The realisation of being awarded the Padma Shri is still sinking in. “When I was informed over the phone in December, I just couldn’t believe it. I asked my friends to confirm,” says Pattnaik. The award now occupies a place of pride in his Puri home, though his critics discouraged him from pursuing the art during his younger days.
He was eight, working as a house help, when he began building sand castles on the beach. “Our father was not with us and we were dependent on my grandmother’s pension of Rs 200,” says Pattnaik. Without playthings, he made shapes out of sand. Sceptics warned him of the temporary nature of his work, but tourists were a constant encouragement.

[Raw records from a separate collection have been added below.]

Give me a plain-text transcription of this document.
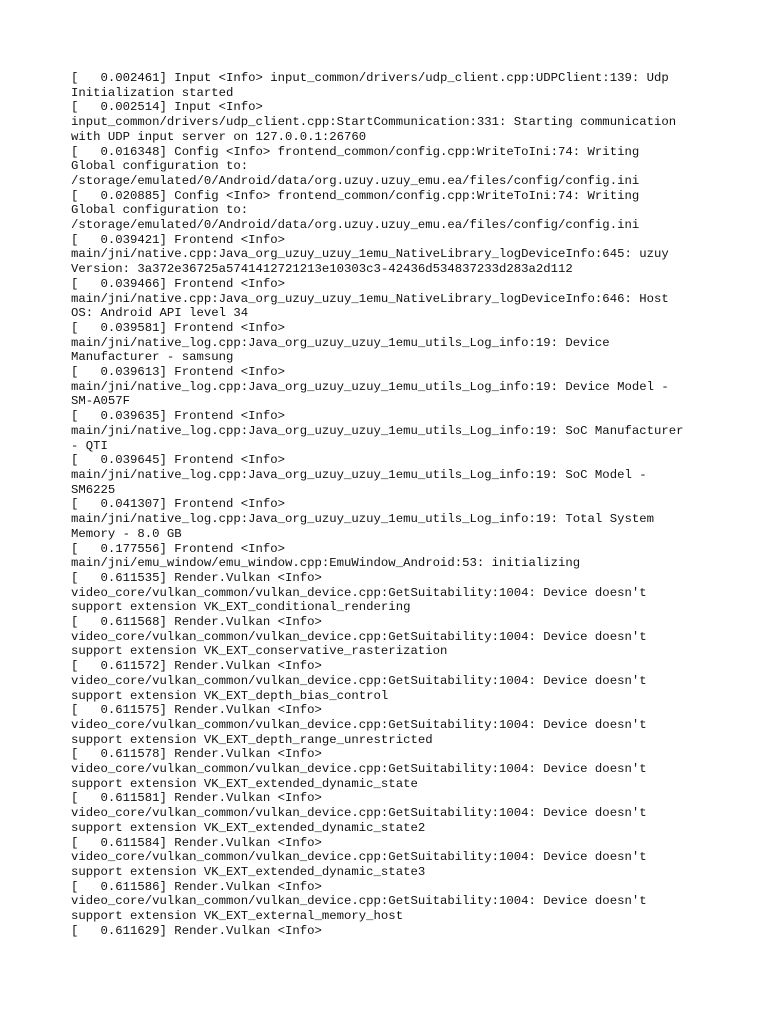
[   0.002461] Input <Info> input_common/drivers/udp_client.cpp:UDPClient:139: Udp
Initialization started
[   0.002514] Input <Info>
input_common/drivers/udp_client.cpp:StartCommunication:331: Starting communication
with UDP input server on 127.0.0.1:26760
[   0.016348] Config <Info> frontend_common/config.cpp:WriteToIni:74: Writing
Global configuration to:
/storage/emulated/0/Android/data/org.uzuy.uzuy_emu.ea/files/config/config.ini
[   0.020885] Config <Info> frontend_common/config.cpp:WriteToIni:74: Writing
Global configuration to:
/storage/emulated/0/Android/data/org.uzuy.uzuy_emu.ea/files/config/config.ini
[   0.039421] Frontend <Info>
main/jni/native.cpp:Java_org_uzuy_uzuy_1emu_NativeLibrary_logDeviceInfo:645: uzuy
Version: 3a372e36725a5741412721213e10303c3-42436d534837233d283a2d112
[   0.039466] Frontend <Info>
main/jni/native.cpp:Java_org_uzuy_uzuy_1emu_NativeLibrary_logDeviceInfo:646: Host
OS: Android API level 34
[   0.039581] Frontend <Info>
main/jni/native_log.cpp:Java_org_uzuy_uzuy_1emu_utils_Log_info:19: Device
Manufacturer - samsung
[   0.039613] Frontend <Info>
main/jni/native_log.cpp:Java_org_uzuy_uzuy_1emu_utils_Log_info:19: Device Model -
SM-A057F
[   0.039635] Frontend <Info>
main/jni/native_log.cpp:Java_org_uzuy_uzuy_1emu_utils_Log_info:19: SoC Manufacturer
- QTI
[   0.039645] Frontend <Info>
main/jni/native_log.cpp:Java_org_uzuy_uzuy_1emu_utils_Log_info:19: SoC Model -
SM6225
[   0.041307] Frontend <Info>
main/jni/native_log.cpp:Java_org_uzuy_uzuy_1emu_utils_Log_info:19: Total System
Memory - 8.0 GB
[   0.177556] Frontend <Info>
main/jni/emu_window/emu_window.cpp:EmuWindow_Android:53: initializing
[   0.611535] Render.Vulkan <Info>
video_core/vulkan_common/vulkan_device.cpp:GetSuitability:1004: Device doesn't
support extension VK_EXT_conditional_rendering
[   0.611568] Render.Vulkan <Info>
video_core/vulkan_common/vulkan_device.cpp:GetSuitability:1004: Device doesn't
support extension VK_EXT_conservative_rasterization
[   0.611572] Render.Vulkan <Info>
video_core/vulkan_common/vulkan_device.cpp:GetSuitability:1004: Device doesn't
support extension VK_EXT_depth_bias_control
[   0.611575] Render.Vulkan <Info>
video_core/vulkan_common/vulkan_device.cpp:GetSuitability:1004: Device doesn't
support extension VK_EXT_depth_range_unrestricted
[   0.611578] Render.Vulkan <Info>
video_core/vulkan_common/vulkan_device.cpp:GetSuitability:1004: Device doesn't
support extension VK_EXT_extended_dynamic_state
[   0.611581] Render.Vulkan <Info>
video_core/vulkan_common/vulkan_device.cpp:GetSuitability:1004: Device doesn't
support extension VK_EXT_extended_dynamic_state2
[   0.611584] Render.Vulkan <Info>
video_core/vulkan_common/vulkan_device.cpp:GetSuitability:1004: Device doesn't
support extension VK_EXT_extended_dynamic_state3
[   0.611586] Render.Vulkan <Info>
video_core/vulkan_common/vulkan_device.cpp:GetSuitability:1004: Device doesn't
support extension VK_EXT_external_memory_host
[   0.611629] Render.Vulkan <Info>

The big break came in 1998, when Pattnaik was invited to exhibit at the World Travel Market in the UK, followed by the Cricket World Cup in 1999. Since then invitations have been pouring in. Pattnaik has represented India in competitions around the world — from Denmark to Doha, Spain to Singapore, and the US to the UK. He congratulated Barack Obama on winning the presidential elections with a sculpture in Puri and paid a tribute to Benazir Bhutto after her demise. If Buddha imparted a message for peace in Berlin in 2009, Ganesha was blessing Japan few months later. His oft created sculpture though is the Taj Mahal, including a black Taj created on the 350th anniversary of Taj Mahal near the banks of Yamuna. “It’s the pride of India,” he says. With several world records under his belt — including the tallest sand Santa at 25 feet and 100 Santas in a single work — Pattnaik is also doing his bit to promote the art.
Founder of Sudarsan Sand Art Institute, he is often seen at the beaches in Odisha gathering sand to create sculptures. “It’s not time consuming. A flat base is created and sand mixed with water is left for around five-six hours before we begin sculpting,” says Pattnaik, “It’s cast away with the tide but life is temporary too.”